Edificio del siglo XVI, realizado en sillarejo y sillares en basas y esquinas. Su portada, precedida de un atrio descubierto y orientada a mediodía, es un extraordinario ejemplo de estilo plateresco en la Alcarria, con ornamentación de grotescos y vegetaciones en magnífica talla, así como medallones, bichas y otros detalles de gran efecto y equilibrio. La Virgen que tiene en su parte mas alta no corresponde al conjunto ni a los detalles. Hay que destacar las cabezas de San Pedro, de tamaño natural, colocadas en los lados.

 

Su interior es de tres naves, con coro alto a los pies. Desapareció en la Guerra Civil de 1936-39 su magnifico retablo mayor. Hoy queda un frontal de altar, en plata repujada, con decoración exuberante, barroca, y en el centro una imagen de Nuestra Señora del Peral de Dulzura, patrona de Budia. En lo que fue capilla de la visitación, hoy en la cabecera de la nave de la Epístola, se encuentran adosadas al muro dos lápidas sepulcrales. Una representa a una mujer tocada al estilo del siglo XVI, y en ella se lee: "Aquí yace la honrada Juana Barcia mujer de Fernando Cañas". Debajo, una lápida con el relieve de un sacerdote, en la que se lee: "Aquí esta sepultado el reverendo señor Pedro de Cañas Cura que fue de esta iglesia de Budia. Falesció a del mes de año MD".

 

En el altar mayor, y cubiertas por vitrinas de cristal, se encuentran dos extraordinarias tallas de Pedro de Mena. Se trata de los bustos de un Ecce Homo y de una Dolorosa esculpidos en tamaño algo mayor que el natural.

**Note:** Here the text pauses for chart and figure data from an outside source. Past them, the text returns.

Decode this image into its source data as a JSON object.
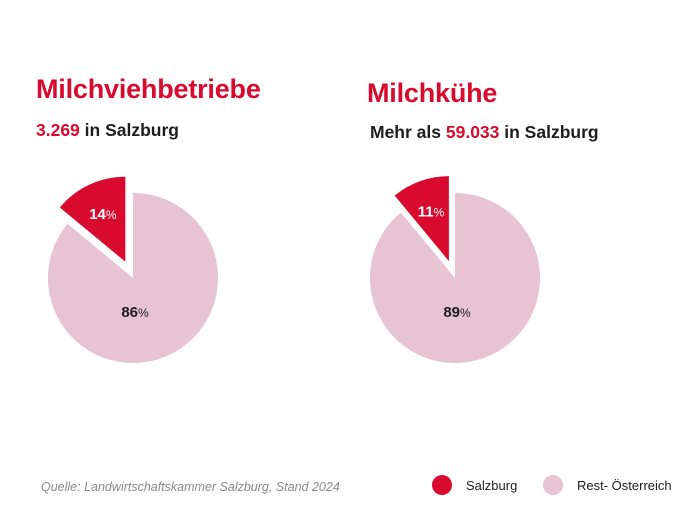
{
  "colors": {
    "salzburg": "#d80b2f",
    "rest": "#e8c3d1",
    "label_dark": "#1e1e1e",
    "label_light": "#ffffff"
  },
  "chart_data": [
    {
      "type": "pie",
      "title": "Milchviehbetriebe",
      "subtitle": {
        "value": "3.269",
        "suffix": " in Salzburg"
      },
      "slices": [
        {
          "name": "Salzburg",
          "value": 14,
          "label": "14",
          "exploded": true
        },
        {
          "name": "Rest- Österreich",
          "value": 86,
          "label": "86",
          "exploded": false
        }
      ]
    },
    {
      "type": "pie",
      "title": "Milchkühe",
      "subtitle": {
        "prefix": "Mehr als ",
        "value": "59.033",
        "suffix": " in Salzburg"
      },
      "slices": [
        {
          "name": "Salzburg",
          "value": 11,
          "label": "11",
          "exploded": true
        },
        {
          "name": "Rest- Österreich",
          "value": 89,
          "label": "89",
          "exploded": false
        }
      ]
    }
  ],
  "percent_sign": "%",
  "source": "Quelle: Landwirtschaftskammer Salzburg, Stand 2024",
  "legend": [
    {
      "label": "Salzburg"
    },
    {
      "label": "Rest- Österreich"
    }
  ]
}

El templo se comenzó a construir por la cabecera y los arcos de la nave del Evangelio que son apuntados y descansan sobre pilares y columnillas adosadas, mientras que la arquería de la nave de la epístola es de arcos de medio punto que descansan sobre pilares de fuste liso coronados de capiteles toscanos y apoyados sobre basas poligonales, por lo que se deduce que pueden datarse a mediados del s. XVI. El arco coral es también apuntado y se decora con medias bolas, lo que le confiere cierto aire medieval. En la puerta del templo se puede admirar los clavos y herrajes de forja, obra también del siglo XVI.

En el año 2012 el conjunto obtuvo la declaración de Bien de Interés Cultural con categoría de Monumento.